To find the equation of a rectangular hyperbola passing through the points $(-1.82, 0.46958)$ and $(-1.51, -0.22238)$, we start with the general form of the equation you mentioned:

$y = \pm \frac{a}{x \pm b} \pm c$

Let's solve for the values of $a$, $b$, and $c$ by substituting the given coordinates.

Step 1: Substituting the points

Substitute the coordinates $(-1.82, 0.46958)$ and $(-1.51, -0.22238)$ into the general equation.

For the first point $(-1.82, 0.46958)$:

$0.46958 = \pm \frac{a}{-1.82 \pm b} \pm c$

For the second point $(-1.51, -0.22238)$:

$-0.22238 = \pm \frac{a}{-1.51 \pm b} \pm c$

Step 2: Choosing signs and solving for $a$, $b$, and $c$

To determine the correct values of $a$, $b$, and $c$, we need to solve these equations simultaneously.

Given the complexity, it might be simpler to start by making reasonable assumptions about the signs and then solving for the unknowns.

1. Assume $y = \frac{a}{x + b} + c$.
2. Substitute the coordinates into the equations and solve for $a$, $b$, and $c$.

I'll now calculate these values.The solutions for $a$, $b$, and $c$ are expressed in terms of $c$:

1. $a = 0.448002774726863c^2 - 0.11074628591248c - 0.0467827795306087$
2. $b = 1.72037314295624 - 0.448002774726863c$
3. $c = c$ (where $c$ is a free parameter)

This means the equation of the hyperbola depends on the value chosen for $c$. For any specific $c$, you can determine the corresponding values of $a$ and $b$, and hence the specific equation of the hyperbola.

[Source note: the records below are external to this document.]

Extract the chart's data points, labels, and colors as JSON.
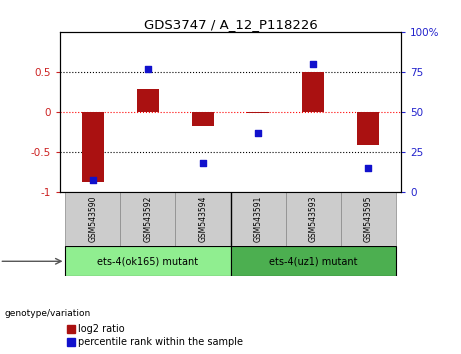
{
  "title": "GDS3747 / A_12_P118226",
  "categories": [
    "GSM543590",
    "GSM543592",
    "GSM543594",
    "GSM543591",
    "GSM543593",
    "GSM543595"
  ],
  "log2_ratio": [
    -0.88,
    0.28,
    -0.18,
    -0.02,
    0.5,
    -0.42
  ],
  "percentile_rank": [
    7,
    77,
    18,
    37,
    80,
    15
  ],
  "group1_label": "ets-4(ok165) mutant",
  "group2_label": "ets-4(uz1) mutant",
  "group1_indices": [
    0,
    1,
    2
  ],
  "group2_indices": [
    3,
    4,
    5
  ],
  "bar_color": "#aa1111",
  "dot_color": "#1111cc",
  "ylim_left": [
    -1.0,
    1.0
  ],
  "ylim_right": [
    0,
    100
  ],
  "yticks_left": [
    -1.0,
    -0.5,
    0.0,
    0.5
  ],
  "yticks_right": [
    0,
    25,
    50,
    75,
    100
  ],
  "hline_positions": [
    -0.5,
    0.0,
    0.5
  ],
  "hline_styles": [
    "dotted",
    "dotted",
    "dotted"
  ],
  "hline_colors": [
    "black",
    "red",
    "black"
  ],
  "group1_bg": "#90ee90",
  "group2_bg": "#4caf50",
  "sample_bg": "#cccccc",
  "genotype_label": "genotype/variation",
  "legend_bar_label": "log2 ratio",
  "legend_dot_label": "percentile rank within the sample",
  "tick_label_color_left": "#cc2222",
  "tick_label_color_right": "#2222cc",
  "bar_width": 0.4
}
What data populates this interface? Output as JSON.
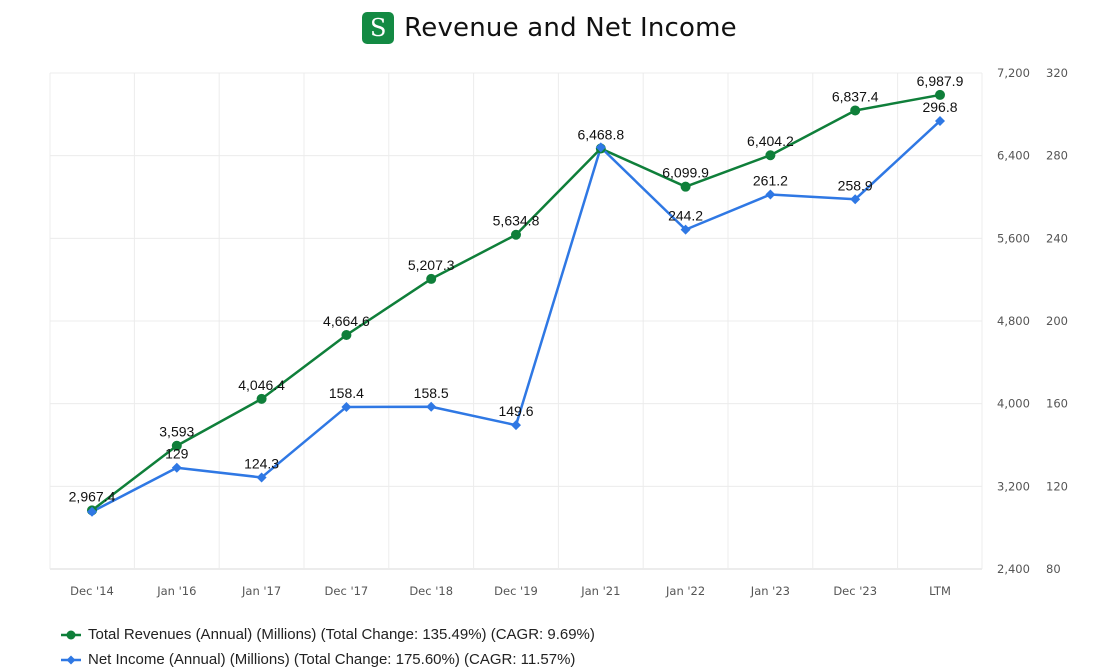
{
  "header": {
    "logo_letter": "S",
    "title": "Revenue and Net Income"
  },
  "colors": {
    "revenue": "#0f7f3a",
    "net_income": "#2f78e4",
    "grid": "#ececec",
    "brand": "#138a43"
  },
  "chart_data": {
    "type": "line",
    "title": "Revenue and Net Income",
    "categories": [
      "Dec '14",
      "Jan '16",
      "Jan '17",
      "Dec '17",
      "Dec '18",
      "Dec '19",
      "Jan '21",
      "Jan '22",
      "Jan '23",
      "Dec '23",
      "LTM"
    ],
    "y_axes": [
      {
        "id": "revenue",
        "range": [
          2400,
          7200
        ],
        "ticks": [
          "2,400",
          "3,200",
          "4,000",
          "4,800",
          "5,600",
          "6,400",
          "7,200"
        ],
        "tick_values": [
          2400,
          3200,
          4000,
          4800,
          5600,
          6400,
          7200
        ]
      },
      {
        "id": "net_income",
        "range": [
          80,
          320
        ],
        "ticks": [
          "80",
          "120",
          "160",
          "200",
          "240",
          "280",
          "320"
        ],
        "tick_values": [
          80,
          120,
          160,
          200,
          240,
          280,
          320
        ]
      }
    ],
    "grid": true,
    "legend_position": "bottom-left",
    "series": [
      {
        "name": "Total Revenues (Annual) (Millions) (Total Change: 135.49%) (CAGR: 9.69%)",
        "axis": "revenue",
        "marker": "circle",
        "values": [
          2967.4,
          3593,
          4046.4,
          4664.6,
          5207.3,
          5634.8,
          6468.8,
          6099.9,
          6404.2,
          6837.4,
          6987.9
        ],
        "labels": [
          "2,967.4",
          "3,593",
          "4,046.4",
          "4,664.6",
          "5,207.3",
          "5,634.8",
          "6,468.8",
          "6,099.9",
          "6,404.2",
          "6,837.4",
          "6,987.9"
        ]
      },
      {
        "name": "Net Income (Annual) (Millions) (Total Change: 175.60%) (CAGR: 11.57%)",
        "axis": "net_income",
        "marker": "diamond",
        "values": [
          107.7,
          129,
          124.3,
          158.4,
          158.5,
          149.6,
          284,
          244.2,
          261.2,
          258.9,
          296.8
        ],
        "labels": [
          null,
          "129",
          "124.3",
          "158.4",
          "158.5",
          "149.6",
          null,
          "244.2",
          "261.2",
          "258.9",
          "296.8"
        ]
      }
    ]
  }
}
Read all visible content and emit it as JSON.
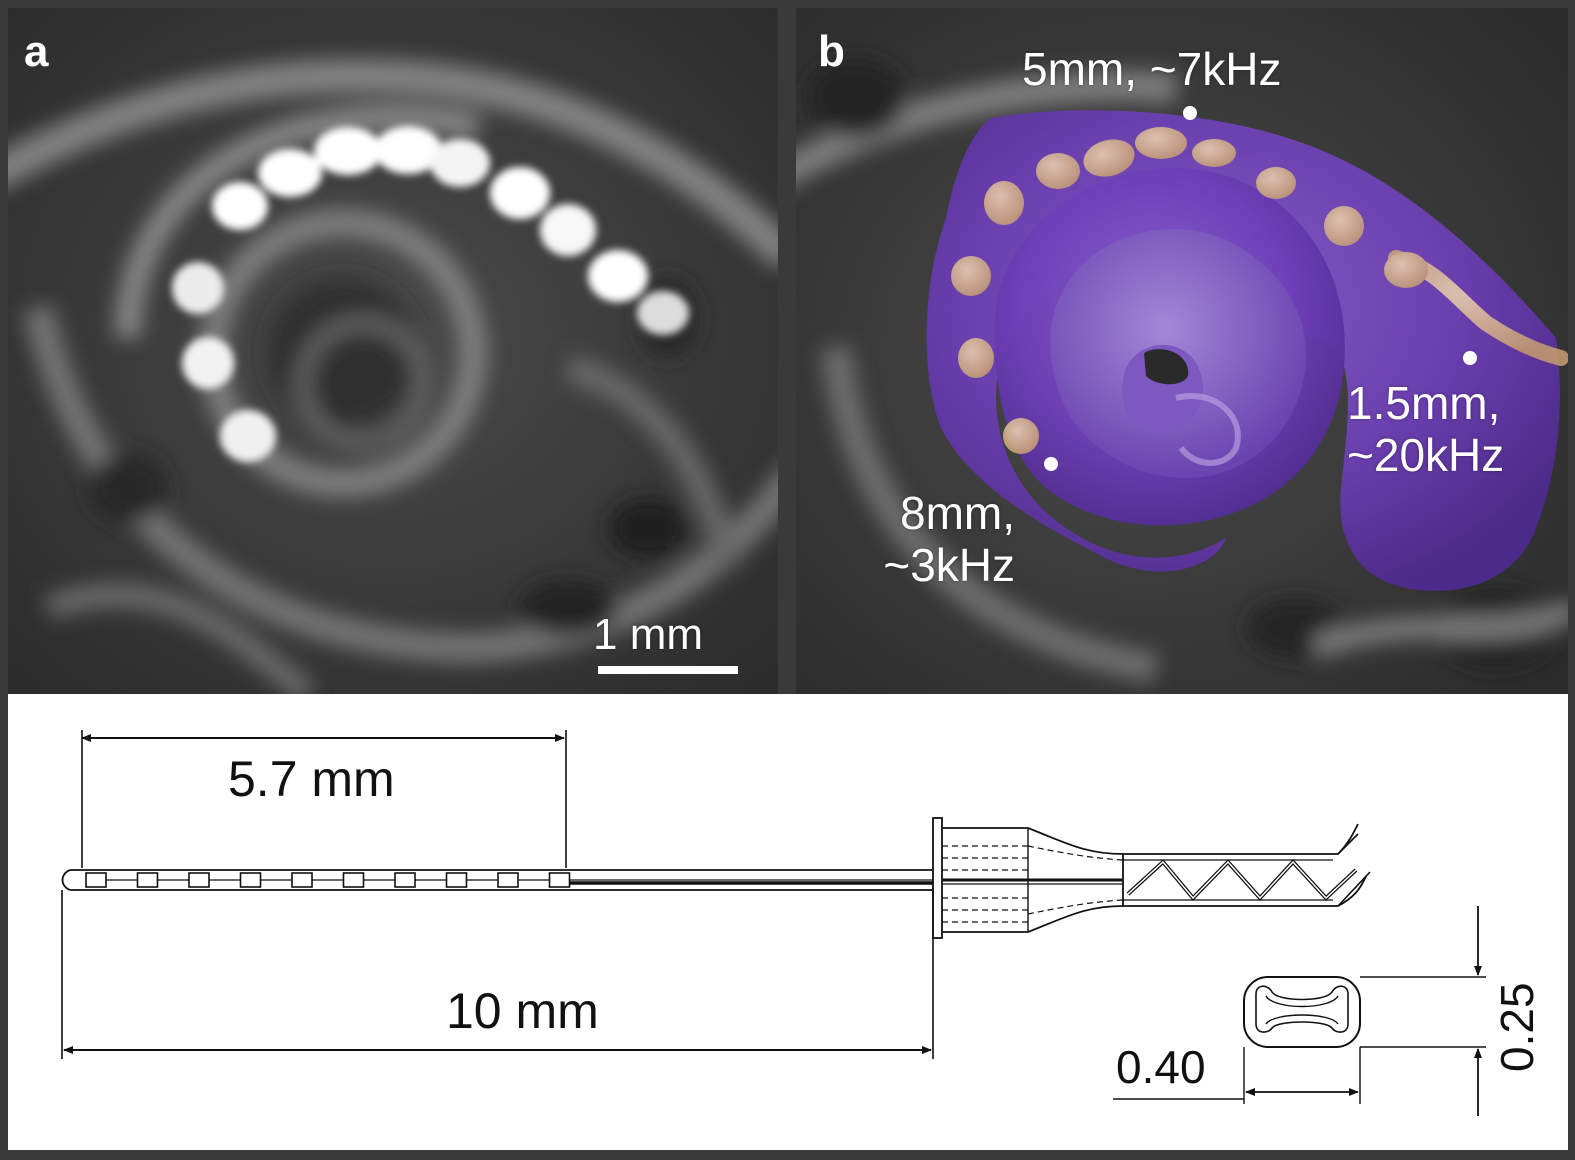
{
  "panels": {
    "a": {
      "letter": "a",
      "scale_bar_label": "1 mm"
    },
    "b": {
      "letter": "b",
      "annotations": [
        {
          "id": "5mm",
          "lines": [
            "5mm, ~7kHz"
          ]
        },
        {
          "id": "1_5mm",
          "lines": [
            "1.5mm,",
            "~20kHz"
          ]
        },
        {
          "id": "8mm",
          "lines": [
            "8mm,",
            "~3kHz"
          ]
        }
      ]
    },
    "c": {
      "dimensions": {
        "contact_span": "5.7 mm",
        "shank_length": "10 mm",
        "width": "0.40",
        "height": "0.25"
      },
      "contact_count": 10
    }
  },
  "colors": {
    "cochlea_purple": "#6e3fb8",
    "electrode_tan": "#d7b48d",
    "line_drawing": "#111111"
  }
}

Would you like to choose a value for $c$ to see the specific equation, or do you have any further questions?

Related Questions:

1. How would changing the value of $c$ affect the shape of the hyperbola?
2. What if we used the alternative sign choices in the original equation?
3. How can we verify if a specific $c$ value satisfies both points?
4. What are the asymptotes of this hyperbola based on the derived equation?
5. How does this hyperbola compare to one with a different set of parameters?

Tip:

Remember that $c$ influences the vertical shift of the hyperbola, while $a$ and $b$ shape the curve's width and horizontal translation.